The Journal of Positive Psychology
- Discipline: Positive psychology
- Language: English
- Edited by: Robert A. Emmons

Publication details
- History: 2006-present
- Publisher: Routledge
- Frequency: Bimonthly
- Impact factor: 4.197 (2020)

Standard abbreviations
- ISO 4: J. Posit. Psychol.

Indexing
- ISSN: 1743-9760 (print) 1743-9779 (web)
- OCLC no.: 64069779

Links
- Journal homepage; Online access; Online archive;

= The Journal of Positive Psychology =

The Journal of Positive Psychology is a bimonthly peer-reviewed academic journal covering positive psychology, including measures of well-being such as life satisfaction, traits such as optimism, work life consequences of resilience, and methods to enhance positive psychological traits.
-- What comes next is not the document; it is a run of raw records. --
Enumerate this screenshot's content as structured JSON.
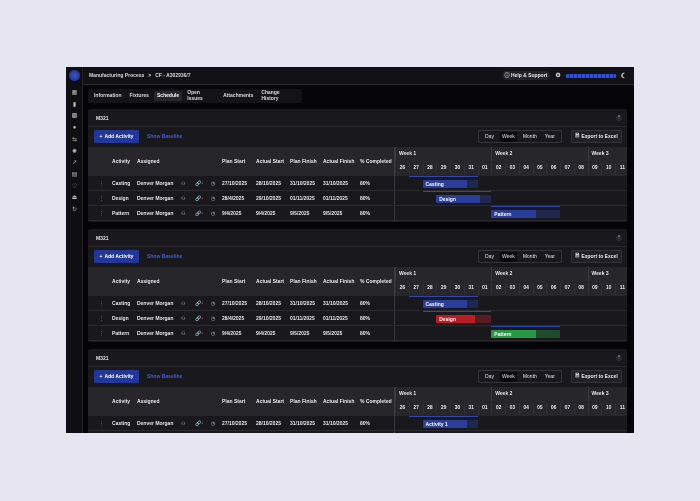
{
  "header": {
    "breadcrumb": [
      "Manufacturing Process",
      "CF - A302936/7"
    ],
    "separator": ">",
    "help": "Help & Support"
  },
  "tabs": [
    "Information",
    "Fixtures",
    "Schedule",
    "Open Issues",
    "Attachments",
    "Change History"
  ],
  "active_tab": "Schedule",
  "sidebar_icons": [
    "dashboard-icon",
    "chart-icon",
    "grid-icon",
    "settings-icon",
    "transfer-icon",
    "gear-icon",
    "trend-icon",
    "table-icon",
    "heart-icon",
    "upload-icon",
    "refresh-icon"
  ],
  "toolbar": {
    "add_label": "Add Activity",
    "baseline_label": "Show Baseline",
    "views": [
      "Day",
      "Week",
      "Month",
      "Year"
    ],
    "active_view": "Week",
    "export_label": "Export to Excel"
  },
  "columns": [
    "Activity",
    "Assigned",
    "Plan Start",
    "Actual Start",
    "Plan Finish",
    "Actual Finish",
    "% Completed"
  ],
  "weeks": [
    "Week 1",
    "Week 2",
    "Week 3"
  ],
  "days": [
    "26",
    "27",
    "28",
    "29",
    "30",
    "31",
    "01",
    "02",
    "03",
    "04",
    "05",
    "06",
    "07",
    "08",
    "09",
    "10",
    "11"
  ],
  "colors": {
    "blue": "#2a3d9a",
    "red": "#b81c25",
    "green": "#269a43"
  },
  "sections": [
    {
      "title": "M321",
      "rows": [
        {
          "activity": "Casting",
          "assigned": "Denver Morgan",
          "plan_start": "27/10/2025",
          "actual_start": "28/10/2025",
          "plan_finish": "31/10/2025",
          "actual_finish": "31/10/2025",
          "pct": "80%",
          "bar": {
            "label": "Casting",
            "start": 2,
            "len": 4,
            "progress": 0.8,
            "color": "blue",
            "bl_start": 1,
            "bl_len": 5
          }
        },
        {
          "activity": "Design",
          "assigned": "Denver Morgan",
          "plan_start": "28/4/2025",
          "actual_start": "29/10/2025",
          "plan_finish": "01/11/2025",
          "actual_finish": "01/11/2025",
          "pct": "80%",
          "bar": {
            "label": "Design",
            "start": 3,
            "len": 4,
            "progress": 0.8,
            "color": "blue",
            "bl_start": 2,
            "bl_len": 5
          }
        },
        {
          "activity": "Pattern",
          "assigned": "Denver Morgan",
          "plan_start": "9/4/2025",
          "actual_start": "9/4/2025",
          "plan_finish": "9/5/2025",
          "actual_finish": "9/5/2025",
          "pct": "80%",
          "bar": {
            "label": "Pattern",
            "start": 7,
            "len": 5,
            "progress": 0.65,
            "color": "blue",
            "bl_start": 7,
            "bl_len": 5
          }
        }
      ]
    },
    {
      "title": "M321",
      "rows": [
        {
          "activity": "Casting",
          "assigned": "Denver Morgan",
          "plan_start": "27/10/2025",
          "actual_start": "28/10/2025",
          "plan_finish": "31/10/2025",
          "actual_finish": "31/10/2025",
          "pct": "80%",
          "bar": {
            "label": "Casting",
            "start": 2,
            "len": 4,
            "progress": 0.8,
            "color": "blue",
            "bl_start": 1,
            "bl_len": 5
          }
        },
        {
          "activity": "Design",
          "assigned": "Denver Morgan",
          "plan_start": "28/4/2025",
          "actual_start": "29/10/2025",
          "plan_finish": "01/11/2025",
          "actual_finish": "01/11/2025",
          "pct": "80%",
          "bar": {
            "label": "Design",
            "start": 3,
            "len": 4,
            "progress": 0.7,
            "color": "red",
            "bl_start": 2,
            "bl_len": 5
          }
        },
        {
          "activity": "Pattern",
          "assigned": "Denver Morgan",
          "plan_start": "9/4/2025",
          "actual_start": "9/4/2025",
          "plan_finish": "9/5/2025",
          "actual_finish": "9/5/2025",
          "pct": "80%",
          "bar": {
            "label": "Pattern",
            "start": 7,
            "len": 5,
            "progress": 0.65,
            "color": "green",
            "bl_start": 7,
            "bl_len": 5
          }
        }
      ]
    },
    {
      "title": "M321",
      "rows": [
        {
          "activity": "Casting",
          "assigned": "Denver Morgan",
          "plan_start": "27/10/2025",
          "actual_start": "28/10/2025",
          "plan_finish": "31/10/2025",
          "actual_finish": "31/10/2025",
          "pct": "80%",
          "bar": {
            "label": "Activity 1",
            "start": 2,
            "len": 4,
            "progress": 0.8,
            "color": "blue",
            "bl_start": 1,
            "bl_len": 5
          }
        }
      ]
    }
  ]
}
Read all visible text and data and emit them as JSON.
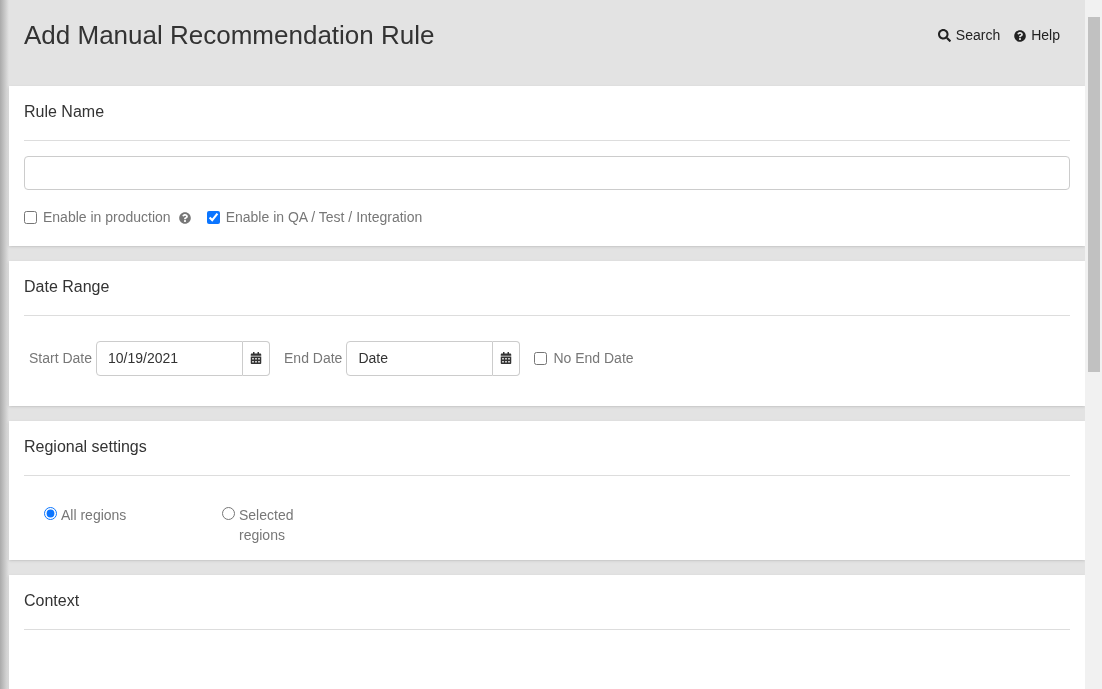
{
  "header": {
    "title": "Add Manual Recommendation Rule",
    "links": [
      {
        "kind": "search",
        "label": "Search"
      },
      {
        "kind": "help",
        "label": "Help"
      }
    ]
  },
  "rule_name": {
    "title": "Rule Name",
    "options": [
      {
        "label": "Enable in production",
        "checked": false,
        "help": true
      },
      {
        "label": "Enable in QA / Test / Integration",
        "checked": true,
        "help": false
      }
    ]
  },
  "date_range": {
    "title": "Date Range",
    "start": {
      "label": "Start Date",
      "value": "10/19/2021"
    },
    "end": {
      "label": "End Date",
      "value": "Date"
    },
    "no_end_date": {
      "label": "No End Date",
      "checked": false
    }
  },
  "regional": {
    "title": "Regional settings",
    "options": [
      {
        "label": "All regions",
        "selected": true
      },
      {
        "label": "Selected regions",
        "selected": false
      }
    ]
  },
  "context": {
    "title": "Context"
  }
}
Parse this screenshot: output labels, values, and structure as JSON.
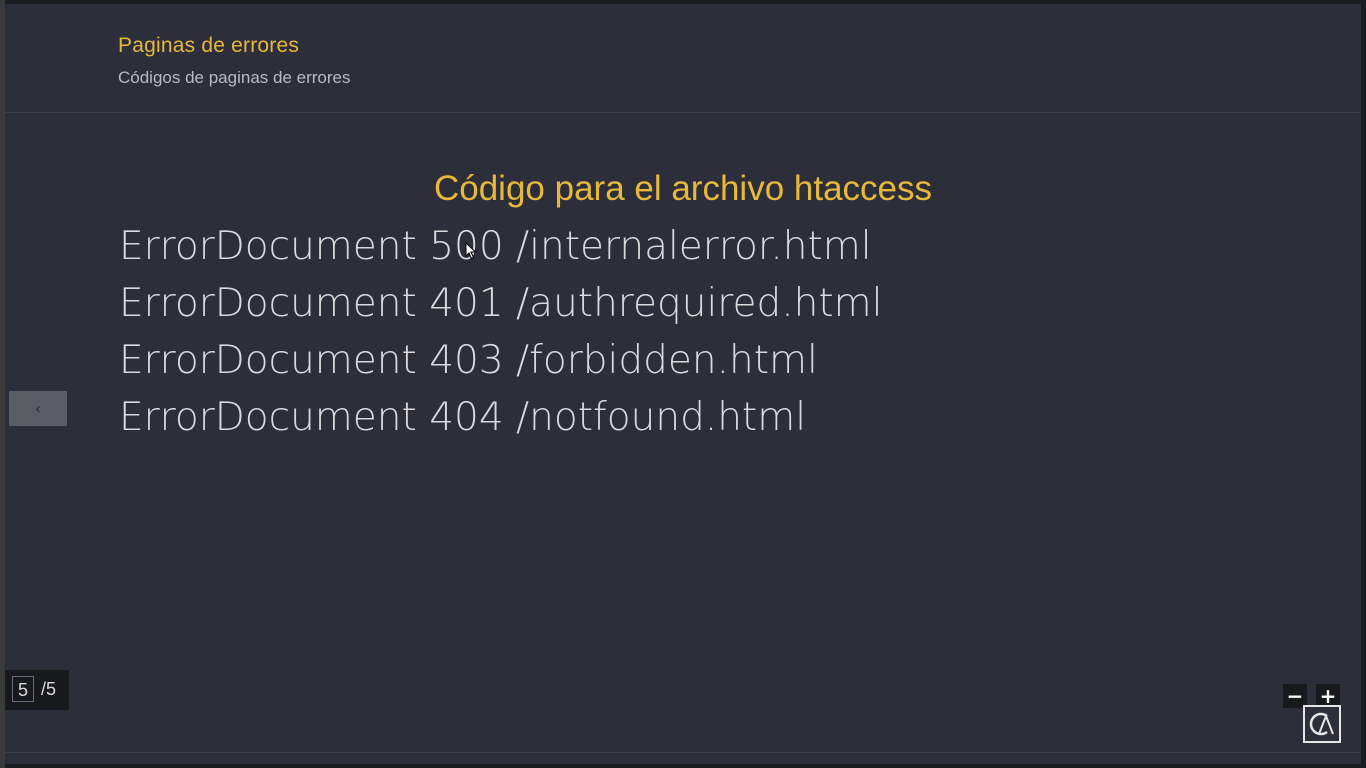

It was established in 2006 and is published by Routledge. The editor-in-chief is Robert A. Emmons (University of California, Davis).

== Abstracting and indexing ==
The journal is abstracted and indexed in CINAHL, Current Contents/Social & Behavioral Sciences, PsycINFO, Scopus, and the Social Sciences Citation Index. According to the Journal Citation Reports, the journal has a 2020 impact factor of 4.197.